Marianela Medrano is a Dominican writer, poet. and a psychotherapist, with aPh.D. in psychology, whose practice includes Acceptance and Commitment Therapy, Mindfulness, Transpersonal & Integral Psychotherapy. Medrano has extensive training in Mindfulness Based-Stress Reduction with Jon Kabat-Zinn and Saki Santorelli, and Mindful Eating with Jan Chozen-Bays and Char Wilkins. She has taught at the Institute of Transpersonal Psychology, now Sophia University, in Palo Alto, California, and as a visiting scholar at Goddard College.

Her work as a poetry therapist was recognized with an outstanding award from the National Association for Poetry Therapy. in 2007. She is also a mentor/supervisor for the International Federation of Biblio/Poetry Therapy and currently serves as the president of the National Association for Poetry Therapy, NAPT.

Through the Palabra Training Center, she offers on-site and remote programs for individuals and groups in poetry therapy, applying literature and psychology to help participants forge their own paths to wholeness.
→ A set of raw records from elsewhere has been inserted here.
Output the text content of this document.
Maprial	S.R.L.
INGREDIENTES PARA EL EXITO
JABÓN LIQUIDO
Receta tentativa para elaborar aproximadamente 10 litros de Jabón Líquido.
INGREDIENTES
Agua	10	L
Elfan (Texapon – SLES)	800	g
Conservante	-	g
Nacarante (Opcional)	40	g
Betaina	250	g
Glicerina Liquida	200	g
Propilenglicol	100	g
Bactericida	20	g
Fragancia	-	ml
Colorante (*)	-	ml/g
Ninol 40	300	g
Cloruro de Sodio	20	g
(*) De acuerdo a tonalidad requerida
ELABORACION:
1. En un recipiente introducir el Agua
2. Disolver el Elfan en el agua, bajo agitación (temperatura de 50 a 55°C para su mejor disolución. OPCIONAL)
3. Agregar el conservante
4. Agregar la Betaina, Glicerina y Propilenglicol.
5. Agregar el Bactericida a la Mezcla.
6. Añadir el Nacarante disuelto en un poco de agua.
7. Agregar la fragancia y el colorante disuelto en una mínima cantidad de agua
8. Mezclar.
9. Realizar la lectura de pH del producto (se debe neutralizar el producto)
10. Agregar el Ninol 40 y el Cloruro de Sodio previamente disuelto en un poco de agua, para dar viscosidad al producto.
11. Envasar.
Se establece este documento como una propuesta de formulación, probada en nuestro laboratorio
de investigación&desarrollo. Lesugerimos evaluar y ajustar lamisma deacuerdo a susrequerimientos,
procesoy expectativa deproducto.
She also presents, with poet Annie Finch, Woman, Poetry, and Spirituality at the Garrison Institute. Her Four Pathways to Wholeness workshop has been presented at the Expressive Therapies Summit in NYC, the Association for Contextual Behavioral Studies World Conference in Seville, Spain in 2017, the National Association for Poetry Therapy Annual Conference, and the Mount Carmel College in Bangalore, India.

Her individual publications include: Oficio de Vivir (Buho,1986), Los Alegres Ojos de la Tristeza (Buho,1987), Regando Esencias/ The Scent of Waiting (Alcance,1998), Curada de Espantos (Torremozas, 2002), Diosas de la Yuca, (Torremozas, 2011), Prietica (Alfaguara, 2013).  Rooting (Owlfeather Collective, 2017). Her poetry has been translated into Italian and French. In 2015 she did a TEDTALK at Ursuline College.

The TLA Network exists to support and promote individuals and organizations that use the spoken, written, or sung word as a tool for personal and community transformation.

The Transformative Language Arts Network (TLAN) is committed to diversity, equity and inclusion in our offerings, organization, and aspirations. Words have the power to question, subvert, and transform limiting cultural narratives as well as reinforce entrenched stories and stereotypes. The TLA Network wants to make clear that we celebrate and uplift conversations across identity and difference, whether rooted in race, religion, social class, ethnicity, disability, health, gender, sexual orientation, age, military service, and other identities. In the past we have responded to a lack of diversity by actively recruiting underrepresented groups to: present and keynote at the Power of Words conference; serve on the TLAN board; teach classes; and contribute to our publications. We will continue to look at ways to incorporate greater access and representation in all of our projects, not just through the power of words but through the specifics of our practices.